Verdammt, er hasste diese Stimmen! Immer wieder suchten sie ihn auf, um ihn in Beschlag zu nehmen, um seine Aufmerksamkeit abzulenken, um ihm für kurze Zeit sein Bewusstsein zu rauben. Er haderte mit sich selbst. Gab es diese Stimmen wirklich oder waren sie nur ein Hirngespinst? Sein Hirngespinst? Er konnte sie nicht zum Schweigen bringen, nein, er konnte sie nicht einmal ignorieren. Verunsichert blickte er zu der einzigen Birke, die kerzengerade, mitten in den Kensington Gardens stand, bewegungslos wie eine Statue. Warum zeigte sich der starke Wind weder in ihren dicken Ästen noch in ihren dünnen Zweigen? Eigenartig, nicht die leiseste Brise war zu erkennen! Benu biss die Zähne zusammen. Ein kurzer, ganz kurzer Sprint und er hätte Tonis schwere Schritte eingeholt. Doch er konnte kaum gegen den Wind antreten. Erschöpfung, Müdigkeit und der Wunsch aufzugeben umspielten seinen Geist und seinen Körper. Er war nass geschwitzt, doch innerlich fühlte er sich eiskalt.

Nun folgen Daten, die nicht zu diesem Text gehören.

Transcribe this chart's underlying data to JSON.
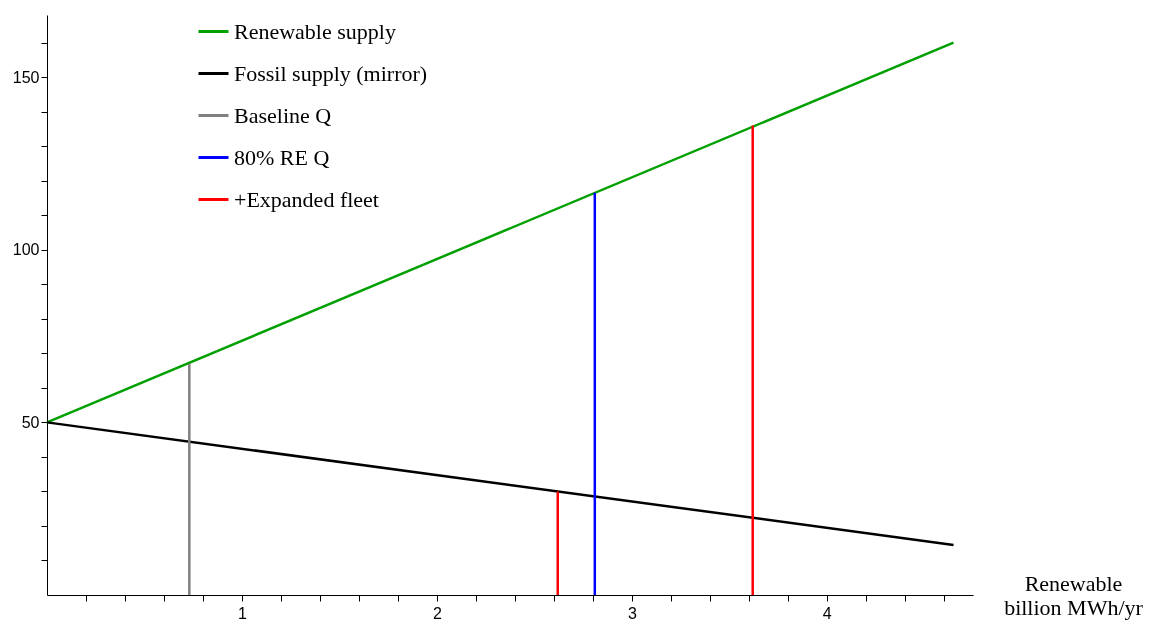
{
  "chart_data": {
    "type": "line",
    "xlabel": "Renewable\nbillion MWh/yr",
    "xlim": [
      0,
      4.75
    ],
    "ylim": [
      0,
      168
    ],
    "xticks": [
      {
        "value": 0.2,
        "label": null
      },
      {
        "value": 0.4,
        "label": null
      },
      {
        "value": 0.6,
        "label": null
      },
      {
        "value": 0.8,
        "label": null
      },
      1,
      {
        "value": 1.2,
        "label": null
      },
      {
        "value": 1.4,
        "label": null
      },
      {
        "value": 1.6,
        "label": null
      },
      {
        "value": 1.8,
        "label": null
      },
      2,
      {
        "value": 2.2,
        "label": null
      },
      {
        "value": 2.4,
        "label": null
      },
      {
        "value": 2.6,
        "label": null
      },
      {
        "value": 2.8,
        "label": null
      },
      3,
      {
        "value": 3.2,
        "label": null
      },
      {
        "value": 3.4,
        "label": null
      },
      {
        "value": 3.6,
        "label": null
      },
      {
        "value": 3.8,
        "label": null
      },
      4,
      {
        "value": 4.2,
        "label": null
      },
      {
        "value": 4.4,
        "label": null
      },
      {
        "value": 4.6,
        "label": null
      }
    ],
    "yticks": [
      {
        "value": 10,
        "label": null
      },
      {
        "value": 20,
        "label": null
      },
      {
        "value": 30,
        "label": null
      },
      {
        "value": 40,
        "label": null
      },
      50,
      {
        "value": 60,
        "label": null
      },
      {
        "value": 70,
        "label": null
      },
      {
        "value": 80,
        "label": null
      },
      {
        "value": 90,
        "label": null
      },
      100,
      {
        "value": 110,
        "label": null
      },
      {
        "value": 120,
        "label": null
      },
      {
        "value": 130,
        "label": null
      },
      {
        "value": 140,
        "label": null
      },
      150,
      {
        "value": 160,
        "label": null
      }
    ],
    "grid": false,
    "legend": "top left",
    "marker": "none",
    "line_style": "solid",
    "series": [
      {
        "name": "Renewable supply",
        "color": "#00a000",
        "x": [
          0,
          4.65
        ],
        "values": [
          50,
          160
        ]
      },
      {
        "name": "Fossil supply (mirror)",
        "color": "#000000",
        "x": [
          0,
          4.65
        ],
        "values": [
          50,
          14.5
        ]
      },
      {
        "name": "Baseline Q",
        "color": "#808080",
        "x": [
          0.73,
          0.73
        ],
        "values": [
          0,
          67
        ]
      },
      {
        "name": "80% RE Q",
        "color": "#0000ff",
        "x": [
          2.81,
          2.81
        ],
        "values": [
          0,
          116.5
        ]
      },
      {
        "name": "+Expanded fleet",
        "color": "#ff0000",
        "x": [
          2.62,
          2.62,
          3.12,
          3.62,
          3.62
        ],
        "values": [
          0,
          30,
          null,
          0,
          136
        ]
      }
    ]
  }
}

Tonis weite Trainingshose wurde von dem starken Gegenwind nach hinten geweht. Mit einem Windstoß befreite sich der Stoff von seiner Naht, die ihn gezwungen hatte, diese Form anzunehmen. Er umspielte die muskulösen Beine des Läufers und verwandelte sich in einen langen Rock. Benu kniff die Augen zusammen. Einen Rock? Doch das war noch nicht alles. Vor ihm rannte jetzt eine Person mit freiem Oberkörper. Aber der Oberkörper war viel zu dunkelhäutig! Viel zu klobig! Viel zu breit! Irgendetwas stimmte nicht. Was geschah mit ihm? Wen verfolgte er? Oder besser gesagt, wer lockte ihn fort von seinen Kollegen, hinein in die Einsamkeit? Die Gestalt vor ihm kam eindeutig aus einer anderen Zeit. Er sah es an ihrer Kleidung, an der Art, wie sie sich bewegte, und an dem Schmuck, den sie trug. Eigentlich musste Benu den Läufer nicht einmal einholen, um seine Herkunft zu erfahren. Es war eindeutig! Warum, warum wurde er immer wieder mit seinen ägyptischen Wurzeln konfrontiert? Sie trieben doch tief, tief unter der Erde. Was wollte dieser Typ von ihm und wie hatte er ihn so in die Irre führen können? Benus Wut gab ihm genügend Kraft, um noch einmal zu beschleunigen. Doch noch bevor er neben den geheimnisvollen Läufer gelangte, drehte dieser seinen Kopf zu ihm: Ein kahlgeschorener Ägypter, dessen Augen aus zwei ausdruckslosen schwarzen Linsen bestanden, lächelte ihn an. Um seinen Hals baumelte das Auge des Horus.